Attribute Sampling Plan and Extract can be used solely for the calculation of the appropriate sample size and it can also be used to then extract that sized sample from a population file if provided. If no data file is open in ADA when the Plan and Extract module is executed, the Population Size value starts with the value zero, which must be changed. If the Extract button is subsequently selected after planning a sample size, then the user will be prompted to choose the appropriate population file. It will need to have the same number of records as the entered Population Size entry to proceed. If a data file is already open in the ADA Project Viewer when the Plan and Extract module is executed, then the number of records from that file will be used as the Population Size entry. You can change the Population Size entry, but keep in mind that Extract will not proceed unless the number of records from the file matches the Population Size entry. The program will offer the opportunity to replan the sample size after resetting the Population Size entry based on the file chosen if the user chooses to do so. If you plan to extract a sample, the best practice is to open the population file first in ADA and then run Attribute > Plan and Extract. Then, after entering the desired Sample Size Planning inputs, click Plan to get the calculated sample size. Once satisfied with the resulting sample size (if not, change the inputs and click Plan again), enter the output filename and click Extract to obtain the sample.
Note: If, after clicking Plan, the user changes the Sample Size Planning inputs and then clicks Extract without clicking Plan first, then the program will replan the sample size based on the new inputs and immediately extract the sample. Thus, it is a best practice to click Plan after changing the Sample Size Planning inputs. That way there are no surprises.
Formats Supported by Attribute Sampling Error Assurance
Using the Dialog
The dialog box consists of three sections: General Inputs, Sample Size Calculations and Likelihood of Observing Minimal Errors. The General Inputs entries affect both the Sample Size Calculations and Likelihood of Observing Minimal Errors. In addition to these, a confidence level entry is required to calculate the sample size. Likewise, a sample size input is required to calculate the likelihood observing the minimum number of errors specified in the General Inputs section.
General Inputs. This section requires Population Size, the Minimal Population Error and the Minimal Material Sample Error., the Confidence Level and the Random Seed Number. Once provided, the user can employ the sections for calculating sample size and likelihoods.
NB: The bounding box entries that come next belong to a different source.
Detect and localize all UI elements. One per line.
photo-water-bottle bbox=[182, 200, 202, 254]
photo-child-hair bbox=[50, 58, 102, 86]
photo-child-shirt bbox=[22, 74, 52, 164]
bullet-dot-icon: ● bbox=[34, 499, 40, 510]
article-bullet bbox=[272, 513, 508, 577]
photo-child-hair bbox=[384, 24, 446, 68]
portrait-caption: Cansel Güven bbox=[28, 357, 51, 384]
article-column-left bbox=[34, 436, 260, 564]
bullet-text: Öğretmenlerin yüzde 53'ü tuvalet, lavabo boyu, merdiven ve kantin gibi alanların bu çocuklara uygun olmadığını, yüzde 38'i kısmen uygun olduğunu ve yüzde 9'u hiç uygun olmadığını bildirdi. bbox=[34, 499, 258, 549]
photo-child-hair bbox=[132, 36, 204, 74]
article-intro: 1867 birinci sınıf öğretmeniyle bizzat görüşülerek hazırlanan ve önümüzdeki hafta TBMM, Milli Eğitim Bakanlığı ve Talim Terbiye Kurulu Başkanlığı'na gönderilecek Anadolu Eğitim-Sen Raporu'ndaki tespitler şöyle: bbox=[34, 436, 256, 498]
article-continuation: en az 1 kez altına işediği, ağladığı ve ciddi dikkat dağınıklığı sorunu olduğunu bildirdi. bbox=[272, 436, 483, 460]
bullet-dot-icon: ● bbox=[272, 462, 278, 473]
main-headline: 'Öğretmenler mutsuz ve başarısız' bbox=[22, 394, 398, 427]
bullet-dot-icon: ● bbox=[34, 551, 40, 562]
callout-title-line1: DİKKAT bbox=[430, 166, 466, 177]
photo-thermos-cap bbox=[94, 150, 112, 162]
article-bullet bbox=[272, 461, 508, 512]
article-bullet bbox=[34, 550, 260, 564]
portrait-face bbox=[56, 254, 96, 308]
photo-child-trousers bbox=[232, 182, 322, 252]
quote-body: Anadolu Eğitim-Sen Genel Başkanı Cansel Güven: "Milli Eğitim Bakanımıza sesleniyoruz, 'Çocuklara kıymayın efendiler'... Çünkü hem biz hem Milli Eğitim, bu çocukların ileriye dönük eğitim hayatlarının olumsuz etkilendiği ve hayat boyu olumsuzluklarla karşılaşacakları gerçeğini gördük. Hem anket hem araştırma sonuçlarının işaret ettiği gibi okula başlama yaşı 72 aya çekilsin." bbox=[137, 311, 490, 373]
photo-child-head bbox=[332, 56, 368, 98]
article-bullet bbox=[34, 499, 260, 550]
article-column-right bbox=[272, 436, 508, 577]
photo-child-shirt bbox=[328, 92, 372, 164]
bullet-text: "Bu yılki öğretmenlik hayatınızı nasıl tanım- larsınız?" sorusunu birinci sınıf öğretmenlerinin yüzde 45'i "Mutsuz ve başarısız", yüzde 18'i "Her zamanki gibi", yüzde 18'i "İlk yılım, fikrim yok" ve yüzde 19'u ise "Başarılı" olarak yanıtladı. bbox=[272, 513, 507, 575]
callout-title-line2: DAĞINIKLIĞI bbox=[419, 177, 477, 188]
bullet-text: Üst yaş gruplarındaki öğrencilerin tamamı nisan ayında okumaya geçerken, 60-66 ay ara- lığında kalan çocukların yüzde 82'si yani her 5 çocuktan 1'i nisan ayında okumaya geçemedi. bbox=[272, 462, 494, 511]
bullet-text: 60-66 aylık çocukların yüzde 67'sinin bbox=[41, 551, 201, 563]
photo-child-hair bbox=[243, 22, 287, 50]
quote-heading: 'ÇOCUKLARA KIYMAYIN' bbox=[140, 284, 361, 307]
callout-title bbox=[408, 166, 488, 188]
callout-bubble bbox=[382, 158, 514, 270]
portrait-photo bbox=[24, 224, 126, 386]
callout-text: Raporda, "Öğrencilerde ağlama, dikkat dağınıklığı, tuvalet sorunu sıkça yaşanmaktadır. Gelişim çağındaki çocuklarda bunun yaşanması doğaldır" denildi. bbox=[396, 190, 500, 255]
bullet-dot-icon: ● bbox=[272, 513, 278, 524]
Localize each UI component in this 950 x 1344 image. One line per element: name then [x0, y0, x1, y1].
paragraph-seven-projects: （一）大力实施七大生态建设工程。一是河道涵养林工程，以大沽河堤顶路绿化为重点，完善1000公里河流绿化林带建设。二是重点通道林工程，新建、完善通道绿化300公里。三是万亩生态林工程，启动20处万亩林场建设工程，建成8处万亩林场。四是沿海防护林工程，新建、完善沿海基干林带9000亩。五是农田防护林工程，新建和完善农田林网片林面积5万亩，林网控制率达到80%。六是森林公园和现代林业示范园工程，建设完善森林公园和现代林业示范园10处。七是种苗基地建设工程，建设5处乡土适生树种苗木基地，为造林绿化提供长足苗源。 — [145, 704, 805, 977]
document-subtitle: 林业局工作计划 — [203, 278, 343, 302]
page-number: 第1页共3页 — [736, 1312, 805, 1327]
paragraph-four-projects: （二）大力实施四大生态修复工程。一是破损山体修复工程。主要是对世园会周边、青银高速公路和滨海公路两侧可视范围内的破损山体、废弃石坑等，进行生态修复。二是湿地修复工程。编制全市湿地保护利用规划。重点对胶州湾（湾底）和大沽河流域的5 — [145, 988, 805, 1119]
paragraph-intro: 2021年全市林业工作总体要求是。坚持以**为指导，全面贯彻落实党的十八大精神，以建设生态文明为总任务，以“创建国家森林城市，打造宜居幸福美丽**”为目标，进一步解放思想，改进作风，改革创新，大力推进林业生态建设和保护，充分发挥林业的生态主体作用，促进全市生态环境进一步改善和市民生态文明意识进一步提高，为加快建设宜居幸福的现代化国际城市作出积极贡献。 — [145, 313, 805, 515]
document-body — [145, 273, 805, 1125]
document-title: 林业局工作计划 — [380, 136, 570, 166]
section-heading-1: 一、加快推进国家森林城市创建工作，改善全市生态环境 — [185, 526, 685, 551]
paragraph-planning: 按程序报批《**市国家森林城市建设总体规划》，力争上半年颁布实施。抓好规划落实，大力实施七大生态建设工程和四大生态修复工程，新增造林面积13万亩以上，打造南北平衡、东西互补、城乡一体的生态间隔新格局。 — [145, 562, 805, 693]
Population Size. The number of items or records in the population data file. This is automatically filled in if an ADA data file is already open when the Error Assurance module is executed.
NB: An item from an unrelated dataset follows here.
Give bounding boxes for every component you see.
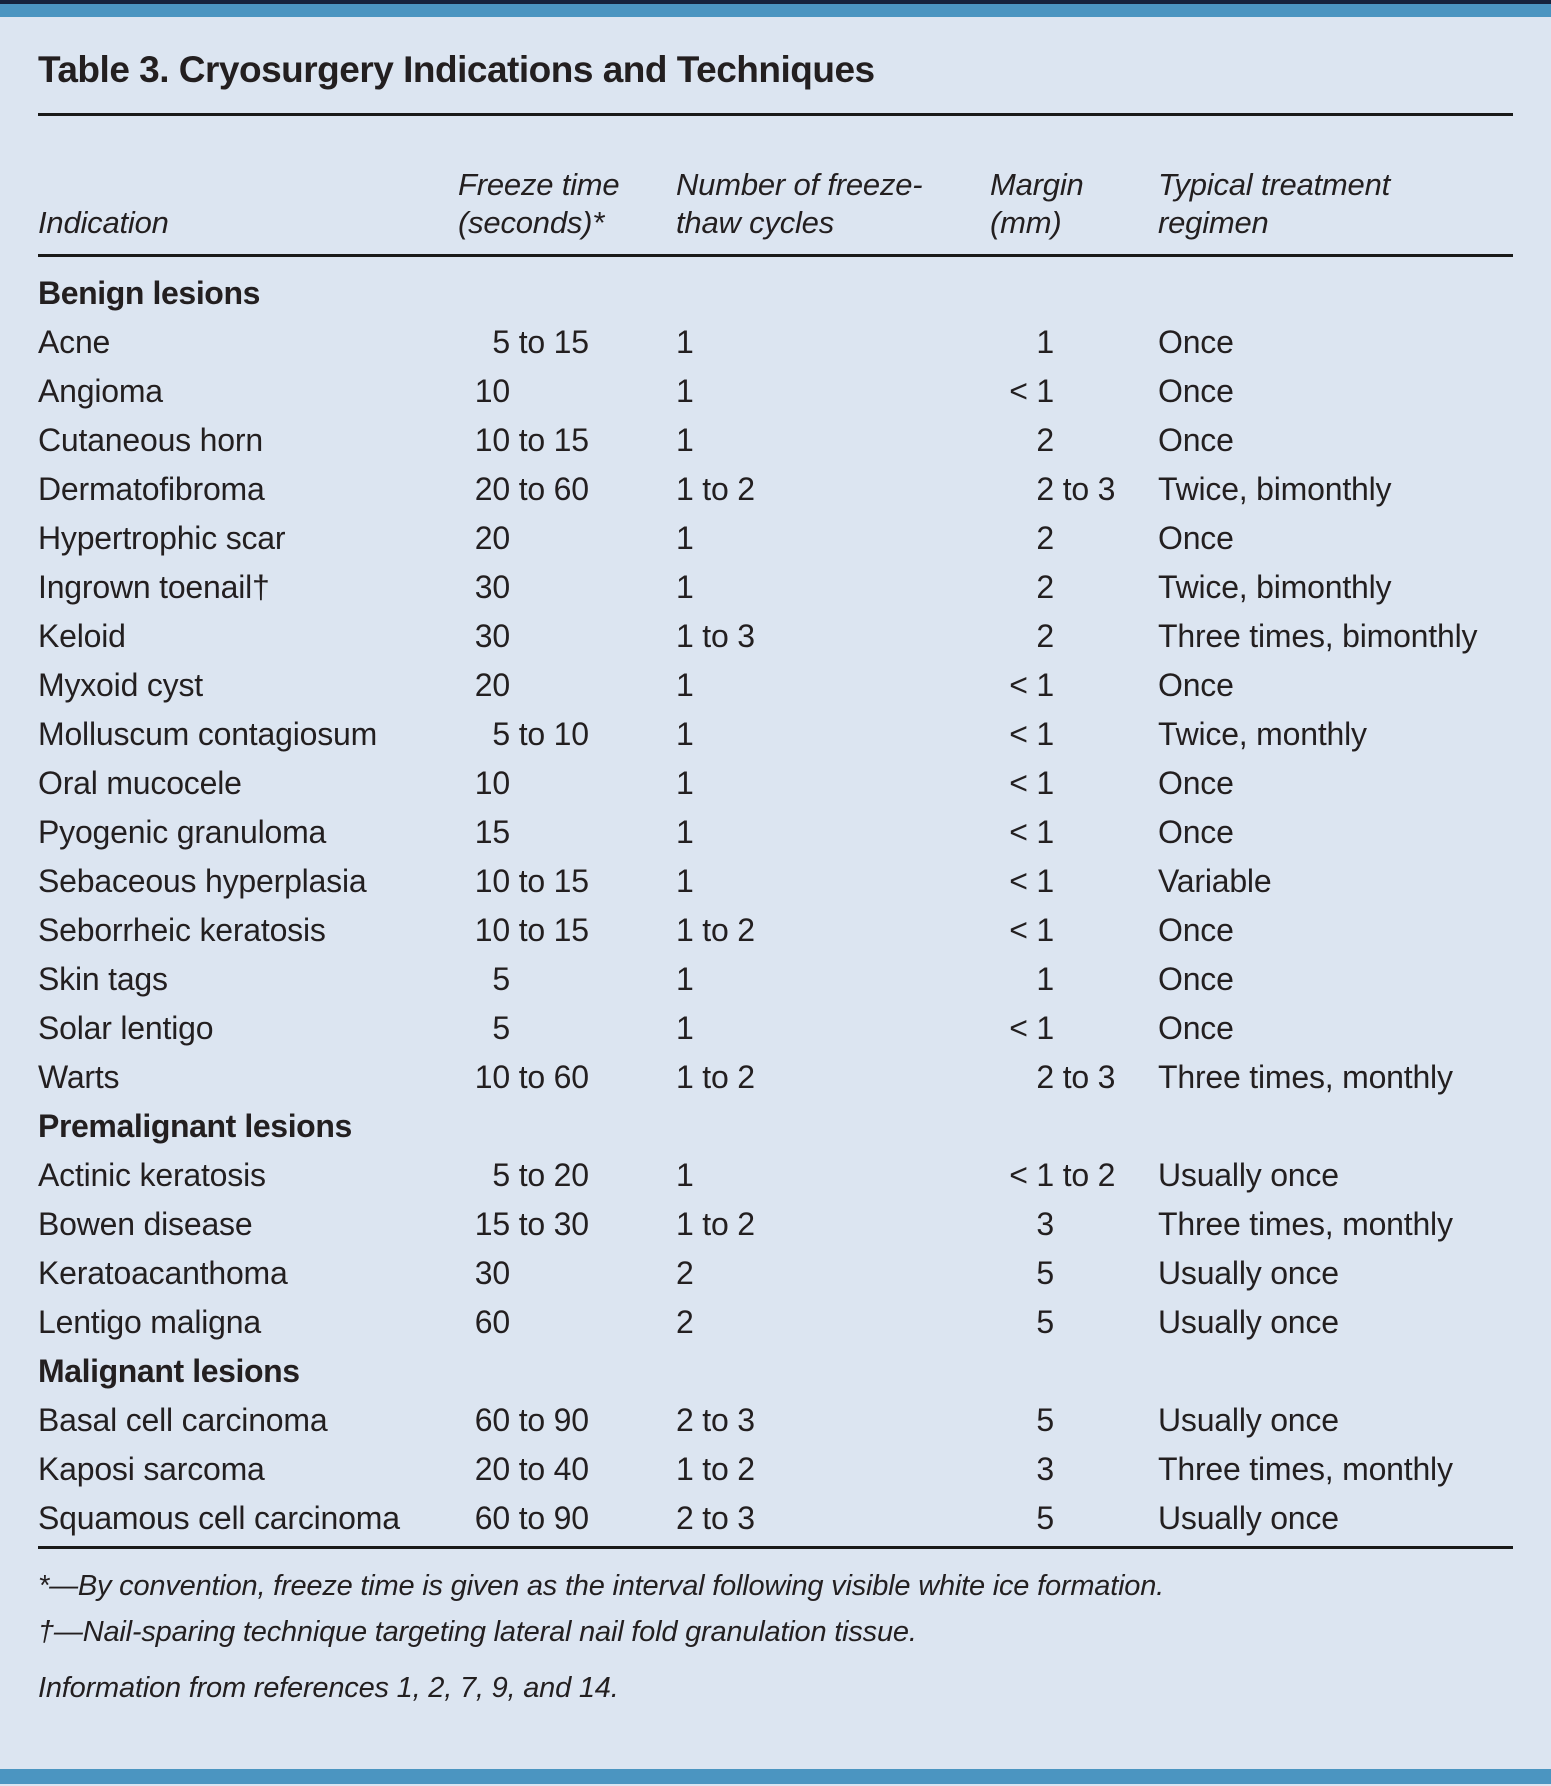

Minimal Population Error. The user’s best guess, estimate or anticipated error for the population. Unlike with traditional attribute sampling, this does not reflect a materiality goal for the auditor as it is merely descriptive of the amount of error in the population. The hypergeometric calculator will calculate probabilities assuming there is this much error in the population. As such, since the user will likely be unsure of the true population error rate and may consider a range of error rates to be a good possibility, then the lowest rate in that range of error rates will yield more conservative sample sizes and likelihoods.
Population Error Rate. The user can enter the error rate as a percentage of the total population size.
Population Number of Errors. The user can enter the total number of errors in the population.
For a population of size 10,000, a population error rate of 10% corresponds to 1,000 errors in the population. Either entry will yield the same answer.
Minimal Material Sample Error. The user sets the material amount of error they expect to achieve with the sample. In performance audits a certain number of errors may be considered material in terms of affecting users’ judgment of the goodness of a sample. A sample with more errors can lead to greater impact in terms of depth and breadth of findings. As more errors are found, then one or both of the following occur: 1) additional errors of the same type will yield a greater understanding of the extent of a problem and/or 2) more areas of improvement are identified as different types of errors are found. The material minimal number of errors in the sample represents a lower bound for the amount of error required.
Minimal Number of Errors. The user can enter the minimum number of errors in the sample regardless of the sample size.
Minimal Sample Error Rate. The user can enter the error rate as a percentage of the unknown or entered sample size.
Sample Size Calculations. This section calculates the minimum sample size to achieve the minimal material sample error at the desired level of confidence.
Confidence Level for Achieving Minimum Errors. Defines the desired likelihood of getting the minimal number of errors or more.
Likelihood of Observing Minimal Errors. This section calculates the probability of observing no errors as well as the minimal number of errors in a sample based on the General Inputs and Sample Size entries.
Sample Size. Sets the size of the sample one plans to use.